# Satisfies Killing equation, but not a Killing field?

1. Aug 22, 2010

### bcrowell

Staff Emeritus
A cone has all the same local geometrical properties as a plane, so if you take a piece of graph paper and form it into a cone, $\partial_x$ and $\partial_y$ still satisfy the Killing equation. On the other hand, the cone has intrinsic geometrical properties that are different from those of the plane, e.g., parallel transport around a loop enclosing the tip will cause a vector to rotate. This singles out the tip and gives it a special geometrical role, which is clearly not consistent with translational symmetry. Does this mean that we can have a field that satisfies the Killing equation without being a Killing vector, or is the Killing equation violated at the tip of the cone? Does it matter if you extend the cone to make a double cone, so that orbits of a Killing vector can pass smoothly through the tip?

2. Aug 22, 2010

### petergreat

I think due to topological reasons, $$\partial_x$$ is no longer a global Killing field, i.e. it doesn't join up at the cut of the cone.

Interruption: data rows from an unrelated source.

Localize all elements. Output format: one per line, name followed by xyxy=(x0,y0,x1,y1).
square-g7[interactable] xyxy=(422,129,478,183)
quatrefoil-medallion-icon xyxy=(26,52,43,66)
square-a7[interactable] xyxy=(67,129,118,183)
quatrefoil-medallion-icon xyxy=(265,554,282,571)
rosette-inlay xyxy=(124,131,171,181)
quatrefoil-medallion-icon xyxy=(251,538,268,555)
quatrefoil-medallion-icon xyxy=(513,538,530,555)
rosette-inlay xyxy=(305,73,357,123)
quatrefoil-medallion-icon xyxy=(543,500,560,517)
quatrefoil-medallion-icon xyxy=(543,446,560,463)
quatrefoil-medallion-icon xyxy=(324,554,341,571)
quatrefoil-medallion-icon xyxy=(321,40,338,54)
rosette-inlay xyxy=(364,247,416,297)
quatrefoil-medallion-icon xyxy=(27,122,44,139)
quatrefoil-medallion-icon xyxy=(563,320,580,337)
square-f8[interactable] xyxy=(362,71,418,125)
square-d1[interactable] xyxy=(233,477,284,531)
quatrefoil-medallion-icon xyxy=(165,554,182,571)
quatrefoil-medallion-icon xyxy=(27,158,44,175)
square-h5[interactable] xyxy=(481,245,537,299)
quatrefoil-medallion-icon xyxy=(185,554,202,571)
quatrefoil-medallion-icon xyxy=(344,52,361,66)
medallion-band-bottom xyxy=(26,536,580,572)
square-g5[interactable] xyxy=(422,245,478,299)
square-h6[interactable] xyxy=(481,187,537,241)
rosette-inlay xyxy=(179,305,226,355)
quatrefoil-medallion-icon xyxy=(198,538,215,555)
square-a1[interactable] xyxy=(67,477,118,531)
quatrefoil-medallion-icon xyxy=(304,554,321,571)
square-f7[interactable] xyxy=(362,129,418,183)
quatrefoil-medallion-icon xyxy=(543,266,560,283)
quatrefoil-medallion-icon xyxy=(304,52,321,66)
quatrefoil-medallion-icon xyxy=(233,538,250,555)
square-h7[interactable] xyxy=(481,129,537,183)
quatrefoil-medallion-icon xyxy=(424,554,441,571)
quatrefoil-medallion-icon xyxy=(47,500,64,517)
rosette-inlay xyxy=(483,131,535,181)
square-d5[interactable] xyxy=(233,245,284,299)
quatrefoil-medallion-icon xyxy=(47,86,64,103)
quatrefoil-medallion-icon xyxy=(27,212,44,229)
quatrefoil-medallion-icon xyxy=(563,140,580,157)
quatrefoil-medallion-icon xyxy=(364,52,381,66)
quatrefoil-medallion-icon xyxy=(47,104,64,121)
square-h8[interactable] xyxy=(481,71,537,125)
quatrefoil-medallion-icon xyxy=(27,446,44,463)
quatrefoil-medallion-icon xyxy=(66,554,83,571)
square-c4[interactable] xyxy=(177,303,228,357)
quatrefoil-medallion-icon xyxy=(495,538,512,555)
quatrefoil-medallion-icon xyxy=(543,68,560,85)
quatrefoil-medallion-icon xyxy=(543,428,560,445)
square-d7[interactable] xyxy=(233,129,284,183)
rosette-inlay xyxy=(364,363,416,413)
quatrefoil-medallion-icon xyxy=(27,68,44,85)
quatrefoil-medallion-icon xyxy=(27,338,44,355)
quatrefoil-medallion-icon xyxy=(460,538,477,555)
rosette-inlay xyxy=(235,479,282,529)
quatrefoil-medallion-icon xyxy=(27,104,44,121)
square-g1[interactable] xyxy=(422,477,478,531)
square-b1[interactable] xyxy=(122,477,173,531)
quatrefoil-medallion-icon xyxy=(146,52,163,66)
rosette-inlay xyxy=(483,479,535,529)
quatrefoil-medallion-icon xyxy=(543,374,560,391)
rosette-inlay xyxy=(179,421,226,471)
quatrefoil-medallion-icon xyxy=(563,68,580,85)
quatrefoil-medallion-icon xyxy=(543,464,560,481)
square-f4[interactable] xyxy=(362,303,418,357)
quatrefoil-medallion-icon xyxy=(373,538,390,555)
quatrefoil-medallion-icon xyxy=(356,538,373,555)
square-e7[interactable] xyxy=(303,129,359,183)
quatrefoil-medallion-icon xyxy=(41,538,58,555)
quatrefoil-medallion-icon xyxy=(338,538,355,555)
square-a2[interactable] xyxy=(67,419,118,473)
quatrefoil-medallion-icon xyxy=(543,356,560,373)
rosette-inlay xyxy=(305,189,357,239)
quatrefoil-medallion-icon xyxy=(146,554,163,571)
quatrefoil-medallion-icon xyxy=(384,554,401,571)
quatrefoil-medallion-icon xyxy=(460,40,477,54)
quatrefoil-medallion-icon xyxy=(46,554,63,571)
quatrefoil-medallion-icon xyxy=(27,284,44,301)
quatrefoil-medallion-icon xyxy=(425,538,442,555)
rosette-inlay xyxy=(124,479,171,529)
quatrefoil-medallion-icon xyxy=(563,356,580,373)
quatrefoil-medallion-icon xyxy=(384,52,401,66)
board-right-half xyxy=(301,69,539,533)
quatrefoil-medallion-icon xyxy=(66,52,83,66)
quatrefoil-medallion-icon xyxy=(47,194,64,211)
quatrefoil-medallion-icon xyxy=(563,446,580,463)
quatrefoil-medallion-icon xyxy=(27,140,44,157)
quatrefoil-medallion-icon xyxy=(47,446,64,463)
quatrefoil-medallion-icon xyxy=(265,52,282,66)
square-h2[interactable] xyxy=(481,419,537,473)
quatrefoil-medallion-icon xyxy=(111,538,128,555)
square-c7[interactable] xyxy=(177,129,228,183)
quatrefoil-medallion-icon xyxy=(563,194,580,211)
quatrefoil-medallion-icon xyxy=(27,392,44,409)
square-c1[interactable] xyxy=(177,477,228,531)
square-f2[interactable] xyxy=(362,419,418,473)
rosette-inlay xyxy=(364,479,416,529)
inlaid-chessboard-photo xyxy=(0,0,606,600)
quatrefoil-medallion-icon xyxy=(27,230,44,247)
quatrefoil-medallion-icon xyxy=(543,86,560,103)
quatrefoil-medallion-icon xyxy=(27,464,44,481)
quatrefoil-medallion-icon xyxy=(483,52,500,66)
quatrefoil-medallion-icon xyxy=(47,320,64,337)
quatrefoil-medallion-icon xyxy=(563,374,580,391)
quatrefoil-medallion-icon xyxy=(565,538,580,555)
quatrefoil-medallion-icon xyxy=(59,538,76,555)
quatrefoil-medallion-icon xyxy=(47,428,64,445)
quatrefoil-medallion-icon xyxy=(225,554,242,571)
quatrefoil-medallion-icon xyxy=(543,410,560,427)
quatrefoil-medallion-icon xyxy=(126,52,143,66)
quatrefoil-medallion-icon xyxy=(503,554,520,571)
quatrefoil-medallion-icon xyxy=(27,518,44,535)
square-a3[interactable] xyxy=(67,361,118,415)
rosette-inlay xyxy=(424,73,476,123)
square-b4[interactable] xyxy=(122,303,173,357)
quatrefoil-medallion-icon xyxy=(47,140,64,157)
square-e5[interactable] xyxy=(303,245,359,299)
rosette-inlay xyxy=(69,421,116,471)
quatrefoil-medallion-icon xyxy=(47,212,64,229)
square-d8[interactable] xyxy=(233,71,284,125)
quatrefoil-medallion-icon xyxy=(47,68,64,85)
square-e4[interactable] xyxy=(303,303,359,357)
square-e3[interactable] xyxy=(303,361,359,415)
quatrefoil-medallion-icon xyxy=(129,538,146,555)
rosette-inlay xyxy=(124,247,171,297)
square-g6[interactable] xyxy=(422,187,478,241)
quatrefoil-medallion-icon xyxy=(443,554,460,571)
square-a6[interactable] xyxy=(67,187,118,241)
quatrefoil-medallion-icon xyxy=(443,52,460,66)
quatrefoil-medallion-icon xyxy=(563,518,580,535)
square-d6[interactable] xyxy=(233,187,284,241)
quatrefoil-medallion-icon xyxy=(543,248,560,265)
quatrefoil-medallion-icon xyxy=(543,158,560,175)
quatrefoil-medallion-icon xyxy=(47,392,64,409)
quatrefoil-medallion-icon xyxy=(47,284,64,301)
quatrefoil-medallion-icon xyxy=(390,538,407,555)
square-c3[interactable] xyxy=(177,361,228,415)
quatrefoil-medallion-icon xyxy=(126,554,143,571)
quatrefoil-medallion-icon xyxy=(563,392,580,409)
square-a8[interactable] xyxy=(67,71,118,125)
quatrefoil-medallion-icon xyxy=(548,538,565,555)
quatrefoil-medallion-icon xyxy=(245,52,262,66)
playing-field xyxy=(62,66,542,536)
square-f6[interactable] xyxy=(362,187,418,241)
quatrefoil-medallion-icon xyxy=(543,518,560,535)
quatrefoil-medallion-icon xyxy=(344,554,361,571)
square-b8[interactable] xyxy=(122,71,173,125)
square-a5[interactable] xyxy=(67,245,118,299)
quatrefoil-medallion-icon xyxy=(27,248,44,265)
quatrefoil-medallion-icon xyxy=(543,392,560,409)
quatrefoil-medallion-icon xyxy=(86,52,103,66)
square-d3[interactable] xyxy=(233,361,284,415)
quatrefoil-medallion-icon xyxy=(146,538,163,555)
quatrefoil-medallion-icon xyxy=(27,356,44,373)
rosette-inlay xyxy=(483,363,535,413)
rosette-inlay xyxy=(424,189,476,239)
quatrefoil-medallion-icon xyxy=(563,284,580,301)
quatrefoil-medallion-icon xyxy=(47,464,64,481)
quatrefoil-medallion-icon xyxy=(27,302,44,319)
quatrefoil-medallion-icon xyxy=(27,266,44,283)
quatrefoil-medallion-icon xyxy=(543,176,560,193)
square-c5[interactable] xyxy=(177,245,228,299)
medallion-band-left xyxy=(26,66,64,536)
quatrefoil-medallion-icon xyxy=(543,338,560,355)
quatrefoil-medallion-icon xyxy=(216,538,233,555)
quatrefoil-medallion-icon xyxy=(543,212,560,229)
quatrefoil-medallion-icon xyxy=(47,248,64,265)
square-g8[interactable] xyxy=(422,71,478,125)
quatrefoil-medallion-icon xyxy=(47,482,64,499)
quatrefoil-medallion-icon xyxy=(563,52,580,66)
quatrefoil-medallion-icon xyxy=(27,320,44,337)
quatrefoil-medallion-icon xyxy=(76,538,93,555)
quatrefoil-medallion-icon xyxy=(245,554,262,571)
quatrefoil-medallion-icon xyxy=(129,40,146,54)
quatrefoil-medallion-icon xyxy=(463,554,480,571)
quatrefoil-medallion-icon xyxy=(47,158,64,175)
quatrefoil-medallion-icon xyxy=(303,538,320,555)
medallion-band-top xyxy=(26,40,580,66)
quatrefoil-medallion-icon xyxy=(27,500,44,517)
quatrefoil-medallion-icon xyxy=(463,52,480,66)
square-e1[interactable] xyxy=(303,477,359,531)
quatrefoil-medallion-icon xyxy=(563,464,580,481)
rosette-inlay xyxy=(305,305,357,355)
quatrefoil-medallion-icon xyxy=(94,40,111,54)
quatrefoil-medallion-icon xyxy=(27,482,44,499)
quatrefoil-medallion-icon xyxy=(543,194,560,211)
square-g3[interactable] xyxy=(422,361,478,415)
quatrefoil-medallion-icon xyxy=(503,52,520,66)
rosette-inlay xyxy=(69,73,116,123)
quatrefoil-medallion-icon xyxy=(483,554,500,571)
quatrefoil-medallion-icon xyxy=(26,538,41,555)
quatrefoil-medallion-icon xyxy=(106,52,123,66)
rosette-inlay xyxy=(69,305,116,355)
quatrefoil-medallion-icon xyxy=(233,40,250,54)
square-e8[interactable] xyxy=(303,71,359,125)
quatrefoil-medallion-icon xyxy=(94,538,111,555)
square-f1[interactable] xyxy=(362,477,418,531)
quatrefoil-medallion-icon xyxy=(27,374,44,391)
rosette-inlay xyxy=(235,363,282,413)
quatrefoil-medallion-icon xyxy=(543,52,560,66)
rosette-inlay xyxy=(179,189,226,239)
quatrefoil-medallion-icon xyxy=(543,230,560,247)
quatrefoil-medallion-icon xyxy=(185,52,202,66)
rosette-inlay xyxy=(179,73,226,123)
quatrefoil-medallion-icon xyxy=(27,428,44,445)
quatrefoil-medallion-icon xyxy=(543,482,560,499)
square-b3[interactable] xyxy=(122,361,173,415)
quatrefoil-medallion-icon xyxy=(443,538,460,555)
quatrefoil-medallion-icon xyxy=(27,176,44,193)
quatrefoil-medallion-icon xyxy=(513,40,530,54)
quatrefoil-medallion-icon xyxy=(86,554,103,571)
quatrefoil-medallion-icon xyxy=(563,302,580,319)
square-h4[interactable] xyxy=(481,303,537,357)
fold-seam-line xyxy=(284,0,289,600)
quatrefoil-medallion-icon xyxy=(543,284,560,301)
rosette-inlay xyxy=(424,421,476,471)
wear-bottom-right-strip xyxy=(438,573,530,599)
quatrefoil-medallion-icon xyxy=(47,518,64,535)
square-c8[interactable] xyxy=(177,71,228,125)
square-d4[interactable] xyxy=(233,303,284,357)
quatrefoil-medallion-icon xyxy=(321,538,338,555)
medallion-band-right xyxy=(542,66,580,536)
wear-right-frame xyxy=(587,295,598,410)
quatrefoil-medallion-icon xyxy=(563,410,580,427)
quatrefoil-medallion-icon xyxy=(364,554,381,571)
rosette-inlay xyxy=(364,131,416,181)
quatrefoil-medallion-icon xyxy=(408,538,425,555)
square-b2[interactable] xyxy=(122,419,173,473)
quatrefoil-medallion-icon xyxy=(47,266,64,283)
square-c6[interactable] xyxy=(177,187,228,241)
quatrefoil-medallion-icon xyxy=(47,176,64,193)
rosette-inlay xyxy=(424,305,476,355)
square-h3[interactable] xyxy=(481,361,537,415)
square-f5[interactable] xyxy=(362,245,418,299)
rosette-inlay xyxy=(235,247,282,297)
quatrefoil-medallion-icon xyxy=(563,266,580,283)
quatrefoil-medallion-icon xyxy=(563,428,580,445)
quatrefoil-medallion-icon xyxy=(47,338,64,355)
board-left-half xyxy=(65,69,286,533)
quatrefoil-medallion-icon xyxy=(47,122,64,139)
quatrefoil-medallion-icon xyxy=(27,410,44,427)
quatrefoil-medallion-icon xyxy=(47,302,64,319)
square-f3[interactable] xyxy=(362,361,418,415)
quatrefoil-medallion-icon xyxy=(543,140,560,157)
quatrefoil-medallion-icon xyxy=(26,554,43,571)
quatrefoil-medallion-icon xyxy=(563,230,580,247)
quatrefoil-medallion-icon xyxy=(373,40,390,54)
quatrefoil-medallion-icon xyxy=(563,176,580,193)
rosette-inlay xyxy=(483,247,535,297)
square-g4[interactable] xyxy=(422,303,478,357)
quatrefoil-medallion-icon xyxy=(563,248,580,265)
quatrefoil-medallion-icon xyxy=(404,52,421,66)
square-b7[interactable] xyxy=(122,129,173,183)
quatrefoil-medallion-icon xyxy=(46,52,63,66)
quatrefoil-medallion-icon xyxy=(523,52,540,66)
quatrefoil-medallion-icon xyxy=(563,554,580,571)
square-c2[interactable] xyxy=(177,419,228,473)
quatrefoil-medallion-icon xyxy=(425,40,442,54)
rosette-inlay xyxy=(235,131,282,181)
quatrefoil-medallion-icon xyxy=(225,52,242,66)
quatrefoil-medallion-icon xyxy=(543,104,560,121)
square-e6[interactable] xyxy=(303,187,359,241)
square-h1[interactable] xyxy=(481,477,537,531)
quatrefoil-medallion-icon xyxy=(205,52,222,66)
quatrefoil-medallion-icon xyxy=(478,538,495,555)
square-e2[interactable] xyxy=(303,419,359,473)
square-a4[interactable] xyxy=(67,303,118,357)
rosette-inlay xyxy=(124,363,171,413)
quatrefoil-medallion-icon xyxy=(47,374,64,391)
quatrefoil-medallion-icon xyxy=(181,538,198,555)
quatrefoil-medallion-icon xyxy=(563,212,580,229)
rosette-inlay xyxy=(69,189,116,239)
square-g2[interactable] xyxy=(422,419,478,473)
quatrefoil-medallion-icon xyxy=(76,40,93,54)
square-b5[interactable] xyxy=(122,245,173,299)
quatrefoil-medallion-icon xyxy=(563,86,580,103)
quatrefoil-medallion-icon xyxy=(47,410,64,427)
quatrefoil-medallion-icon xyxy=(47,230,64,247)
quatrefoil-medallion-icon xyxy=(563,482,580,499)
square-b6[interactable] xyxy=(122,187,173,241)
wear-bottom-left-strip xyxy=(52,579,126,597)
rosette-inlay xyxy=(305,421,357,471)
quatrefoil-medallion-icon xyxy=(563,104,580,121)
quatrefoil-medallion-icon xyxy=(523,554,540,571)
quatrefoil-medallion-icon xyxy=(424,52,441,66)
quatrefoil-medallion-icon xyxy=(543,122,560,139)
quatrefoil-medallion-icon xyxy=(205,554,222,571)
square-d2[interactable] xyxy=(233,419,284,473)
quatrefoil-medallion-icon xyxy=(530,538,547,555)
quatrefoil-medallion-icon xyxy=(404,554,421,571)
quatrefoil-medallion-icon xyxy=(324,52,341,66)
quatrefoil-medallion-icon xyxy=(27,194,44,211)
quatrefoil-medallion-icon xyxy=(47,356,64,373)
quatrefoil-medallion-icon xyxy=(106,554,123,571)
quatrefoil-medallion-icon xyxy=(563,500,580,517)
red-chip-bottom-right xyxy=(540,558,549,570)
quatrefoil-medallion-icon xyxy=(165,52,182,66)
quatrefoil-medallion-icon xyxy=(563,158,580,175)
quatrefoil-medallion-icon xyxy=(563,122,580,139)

The mapping between the plane and the cone fails to be a diffeomorphism at the tip because it's not smooth. The tip must be excluded from the cone for the cone to form a differentiable manifold.

Feel free to correct me as I'm not entirely familiar with these issues.

3. Aug 22, 2010

### bcrowell

Staff Emeritus
Due to topological reasons, not only is $$\partial_x$$ not a global Killing field, $$\partial_x$$ is not a smooth global vector field.